Another thing to try, in Designing Great Beers (I think?) he talks about doing your own kilning by putting the grain in pillowcases and then putting them in the dryer for a while. I don't have a dryer, so I can't try it, but has anyone else done this? Did the rest of your clothes smell like CaraPils for a few weeks?
I'm on twitter: phillamb168
----
morticaixavier for governing committee!

Offline akr71

  • Brewmaster
  • *****
  • Posts: 549
  • Beer Ain't Drinkin' - Mojo Nixon
    • View Profile
Re: Roasting your own grain
« Reply #14 on: January 17, 2011, 07:49:27 AM »
Another thing to try, in Designing Great Beers (I think?) he talks about doing your own kilning by putting the grain in pillowcases and then putting them in the dryer for a while.
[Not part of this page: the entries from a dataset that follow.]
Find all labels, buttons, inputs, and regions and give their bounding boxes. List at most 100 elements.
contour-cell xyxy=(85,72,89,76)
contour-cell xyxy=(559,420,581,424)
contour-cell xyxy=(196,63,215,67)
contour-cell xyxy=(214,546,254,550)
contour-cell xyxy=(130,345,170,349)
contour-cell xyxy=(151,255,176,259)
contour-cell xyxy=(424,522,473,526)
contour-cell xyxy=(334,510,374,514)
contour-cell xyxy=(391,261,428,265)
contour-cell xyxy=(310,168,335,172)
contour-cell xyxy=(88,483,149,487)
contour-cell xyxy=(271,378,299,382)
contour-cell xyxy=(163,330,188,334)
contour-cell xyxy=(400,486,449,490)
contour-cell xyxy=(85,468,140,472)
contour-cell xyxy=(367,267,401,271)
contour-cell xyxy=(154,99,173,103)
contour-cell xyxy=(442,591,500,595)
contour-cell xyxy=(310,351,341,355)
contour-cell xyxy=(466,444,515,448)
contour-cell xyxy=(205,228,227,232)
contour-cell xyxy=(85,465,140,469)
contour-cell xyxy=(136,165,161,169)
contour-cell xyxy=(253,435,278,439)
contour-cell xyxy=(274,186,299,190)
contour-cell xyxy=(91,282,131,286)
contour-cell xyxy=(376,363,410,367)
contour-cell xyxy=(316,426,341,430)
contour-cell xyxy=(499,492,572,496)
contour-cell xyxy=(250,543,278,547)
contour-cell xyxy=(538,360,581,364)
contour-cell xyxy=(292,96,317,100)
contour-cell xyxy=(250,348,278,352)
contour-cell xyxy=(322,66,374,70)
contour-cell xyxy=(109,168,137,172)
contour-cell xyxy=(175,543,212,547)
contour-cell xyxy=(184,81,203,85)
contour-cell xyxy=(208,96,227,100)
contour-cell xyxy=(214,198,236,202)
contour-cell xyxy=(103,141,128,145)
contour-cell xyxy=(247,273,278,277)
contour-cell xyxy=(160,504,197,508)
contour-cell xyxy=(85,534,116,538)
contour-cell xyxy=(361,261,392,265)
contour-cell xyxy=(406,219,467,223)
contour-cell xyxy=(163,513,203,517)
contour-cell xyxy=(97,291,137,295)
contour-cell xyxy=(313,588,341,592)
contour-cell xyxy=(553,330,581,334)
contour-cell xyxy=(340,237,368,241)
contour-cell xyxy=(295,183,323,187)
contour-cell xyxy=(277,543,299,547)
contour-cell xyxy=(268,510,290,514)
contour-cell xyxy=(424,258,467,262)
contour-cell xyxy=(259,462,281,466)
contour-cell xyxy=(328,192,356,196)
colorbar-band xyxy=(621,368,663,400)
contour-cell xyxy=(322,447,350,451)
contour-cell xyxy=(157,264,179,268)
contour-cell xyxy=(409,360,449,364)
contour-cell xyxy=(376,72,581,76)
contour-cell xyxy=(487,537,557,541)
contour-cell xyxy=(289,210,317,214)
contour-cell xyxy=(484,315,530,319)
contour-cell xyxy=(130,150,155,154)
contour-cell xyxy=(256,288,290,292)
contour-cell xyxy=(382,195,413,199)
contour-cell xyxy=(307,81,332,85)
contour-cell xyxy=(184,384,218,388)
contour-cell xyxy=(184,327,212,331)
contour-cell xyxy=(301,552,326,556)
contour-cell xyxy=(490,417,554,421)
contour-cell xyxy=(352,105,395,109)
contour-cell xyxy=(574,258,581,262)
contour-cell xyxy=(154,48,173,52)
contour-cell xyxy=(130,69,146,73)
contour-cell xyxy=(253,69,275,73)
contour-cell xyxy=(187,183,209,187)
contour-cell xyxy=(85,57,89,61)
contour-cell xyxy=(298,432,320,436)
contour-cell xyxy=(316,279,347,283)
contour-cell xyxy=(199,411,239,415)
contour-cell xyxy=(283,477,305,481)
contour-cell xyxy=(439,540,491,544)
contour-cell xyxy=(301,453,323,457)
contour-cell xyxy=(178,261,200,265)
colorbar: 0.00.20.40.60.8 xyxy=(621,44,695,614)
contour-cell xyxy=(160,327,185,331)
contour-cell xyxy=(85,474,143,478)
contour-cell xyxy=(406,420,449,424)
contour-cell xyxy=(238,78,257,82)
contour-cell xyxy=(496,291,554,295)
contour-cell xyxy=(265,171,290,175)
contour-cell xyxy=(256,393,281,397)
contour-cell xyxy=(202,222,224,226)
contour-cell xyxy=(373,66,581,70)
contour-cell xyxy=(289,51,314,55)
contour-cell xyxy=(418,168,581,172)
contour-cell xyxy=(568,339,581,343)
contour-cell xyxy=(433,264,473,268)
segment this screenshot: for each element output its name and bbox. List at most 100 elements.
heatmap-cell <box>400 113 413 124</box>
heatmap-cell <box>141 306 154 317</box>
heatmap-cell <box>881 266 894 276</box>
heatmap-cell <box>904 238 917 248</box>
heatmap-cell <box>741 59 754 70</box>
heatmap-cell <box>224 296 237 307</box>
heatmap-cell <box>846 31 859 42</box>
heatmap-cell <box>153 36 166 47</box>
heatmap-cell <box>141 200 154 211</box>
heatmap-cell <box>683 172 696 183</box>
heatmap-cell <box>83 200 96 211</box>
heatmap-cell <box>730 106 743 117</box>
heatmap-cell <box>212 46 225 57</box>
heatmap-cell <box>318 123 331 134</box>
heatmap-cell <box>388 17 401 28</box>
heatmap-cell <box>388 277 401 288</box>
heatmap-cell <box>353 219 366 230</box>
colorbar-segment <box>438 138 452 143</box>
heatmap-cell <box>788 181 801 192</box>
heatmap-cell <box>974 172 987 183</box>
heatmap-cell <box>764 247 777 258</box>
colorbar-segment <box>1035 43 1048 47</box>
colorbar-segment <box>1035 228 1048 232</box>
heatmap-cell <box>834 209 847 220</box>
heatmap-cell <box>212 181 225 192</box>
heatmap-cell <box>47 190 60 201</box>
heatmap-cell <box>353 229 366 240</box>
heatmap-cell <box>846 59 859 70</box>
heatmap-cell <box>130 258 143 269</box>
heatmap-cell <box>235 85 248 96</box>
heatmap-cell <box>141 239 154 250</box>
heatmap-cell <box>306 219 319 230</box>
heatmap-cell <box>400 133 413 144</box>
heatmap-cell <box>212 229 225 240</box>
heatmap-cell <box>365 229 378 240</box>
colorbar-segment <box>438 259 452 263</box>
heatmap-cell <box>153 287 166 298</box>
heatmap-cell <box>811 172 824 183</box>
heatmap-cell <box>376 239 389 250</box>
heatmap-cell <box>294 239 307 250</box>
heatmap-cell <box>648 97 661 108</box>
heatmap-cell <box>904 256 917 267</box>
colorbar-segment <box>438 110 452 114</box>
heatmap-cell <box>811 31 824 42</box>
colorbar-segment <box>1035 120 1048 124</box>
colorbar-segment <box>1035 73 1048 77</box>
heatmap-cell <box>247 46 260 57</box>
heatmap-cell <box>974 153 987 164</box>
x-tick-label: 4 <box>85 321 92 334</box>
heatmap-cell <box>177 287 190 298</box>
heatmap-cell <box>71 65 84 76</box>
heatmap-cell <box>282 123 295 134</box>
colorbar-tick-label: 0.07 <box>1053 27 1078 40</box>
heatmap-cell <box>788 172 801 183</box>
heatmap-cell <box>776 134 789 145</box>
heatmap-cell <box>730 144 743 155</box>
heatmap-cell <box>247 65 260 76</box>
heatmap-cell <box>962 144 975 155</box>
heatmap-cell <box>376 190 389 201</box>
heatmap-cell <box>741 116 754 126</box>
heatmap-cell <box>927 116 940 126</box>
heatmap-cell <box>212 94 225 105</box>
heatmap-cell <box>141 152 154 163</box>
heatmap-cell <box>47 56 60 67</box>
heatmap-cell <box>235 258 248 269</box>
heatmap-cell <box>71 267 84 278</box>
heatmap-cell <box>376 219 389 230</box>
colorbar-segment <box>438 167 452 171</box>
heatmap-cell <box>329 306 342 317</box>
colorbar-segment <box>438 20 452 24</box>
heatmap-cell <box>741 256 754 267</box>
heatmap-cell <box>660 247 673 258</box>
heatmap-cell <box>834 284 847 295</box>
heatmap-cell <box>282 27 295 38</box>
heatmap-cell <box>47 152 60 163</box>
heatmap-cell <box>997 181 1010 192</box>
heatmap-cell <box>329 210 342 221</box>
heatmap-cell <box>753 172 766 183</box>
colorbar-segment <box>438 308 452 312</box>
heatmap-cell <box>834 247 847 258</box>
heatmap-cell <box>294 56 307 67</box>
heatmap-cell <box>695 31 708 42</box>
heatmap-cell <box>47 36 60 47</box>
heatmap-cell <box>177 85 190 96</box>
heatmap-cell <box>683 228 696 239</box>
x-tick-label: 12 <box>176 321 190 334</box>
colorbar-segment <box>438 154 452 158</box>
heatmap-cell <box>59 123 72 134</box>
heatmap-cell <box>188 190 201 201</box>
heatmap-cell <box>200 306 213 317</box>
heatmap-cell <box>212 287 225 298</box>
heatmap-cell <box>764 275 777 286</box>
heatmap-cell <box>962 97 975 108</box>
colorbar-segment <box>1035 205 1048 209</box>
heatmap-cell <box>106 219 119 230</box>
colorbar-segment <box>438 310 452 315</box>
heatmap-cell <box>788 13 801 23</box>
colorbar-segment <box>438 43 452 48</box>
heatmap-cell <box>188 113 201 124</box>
I don't have a dryer, so I can't try it, but has anyone else done this? Did the rest of your clothes smell like CaraPils for a few weeks?

I've heard this too, but haven't dared try.  My couch just isn't that comfortable  ;)  I've also heard of this as method for drying hops - whether it works or not, it would be awesome to fall asleep on that pillow case afterwards.